Enter Rick Cerrone, former Yankee PR chief and editor-in-chief of Baseball Digest.

“I wasn’t with the Yankees when Fritz played,” Cerrone said. “In 1972, New York had a rookie named Ron Blomberg. In an interview in the Sunday papers, Blomberg talked about his dream of someday joining Mickey Mantle and Joe DiMaggio with a plaque on the wall in center field at Yankee Stadium. “I went to the game that day. During batting practice — when the visiting team was batting — I noticed that Fritz and Mel Stottlemyre were jogging from the Yankee dugout to center field. At the time, I thought it was strange.”

Unbeknown to most of the 60,000 fans (and Cerrone), when the two pitchers reached the plaques Fritz took an 8 x 10 photo of Blomberg from under his jersey and taped it to the wall next to the two plaques. “Years later,” continued Cerrone, “I told Stottlemyre this story when he was our pitching coach. Mel laughed and said: ‘I had forgotten about that. But I sure know whose idea it was.’ Cerrone: “That was Fritz.”

Despite his diagnosis, Peterson’s spirits were buoyed with the recent announcement from NIU athletics that it will retire Fritz’s jersey number — Yankees’ No. 19 — next spring. His wife, Susanne, knows her husband’s favorite number. She told Cerrone: “If we’re driving and see a Route 19 or a 19 on a sign, Fritz loves it. ‘Hey, there’s my number.’ ”

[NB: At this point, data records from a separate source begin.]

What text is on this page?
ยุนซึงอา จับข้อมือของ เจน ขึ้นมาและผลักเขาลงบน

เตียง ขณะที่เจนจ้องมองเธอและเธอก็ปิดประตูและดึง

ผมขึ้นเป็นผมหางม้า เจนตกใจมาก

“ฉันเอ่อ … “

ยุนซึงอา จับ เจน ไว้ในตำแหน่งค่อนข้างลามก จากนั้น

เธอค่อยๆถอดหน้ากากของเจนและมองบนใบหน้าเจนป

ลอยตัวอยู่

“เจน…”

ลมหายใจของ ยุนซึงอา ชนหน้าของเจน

Yes, I have not mentioned Peterson’s infamous wife-swapping with teammate Mike Kekich in 1973. I’m acutely aware of it. Sadly, it might be the first thing mentioned in his eventual obituary. He is a born-again Christian part-time evangelist, and still married to Susanne Kekich. Fritz once said: “It’s a love story. It wasn’t anything dirty.” It’s his life. Besides, us Mount Prospect boys stick together.

• Mike Korcek is a former Northern Illinois University sports information director and member of the NIU Athletics Hall of Fame and Northern Star Alumni Hall of Fame. He also is a member of Prospect High School’s Distinguished Alumni.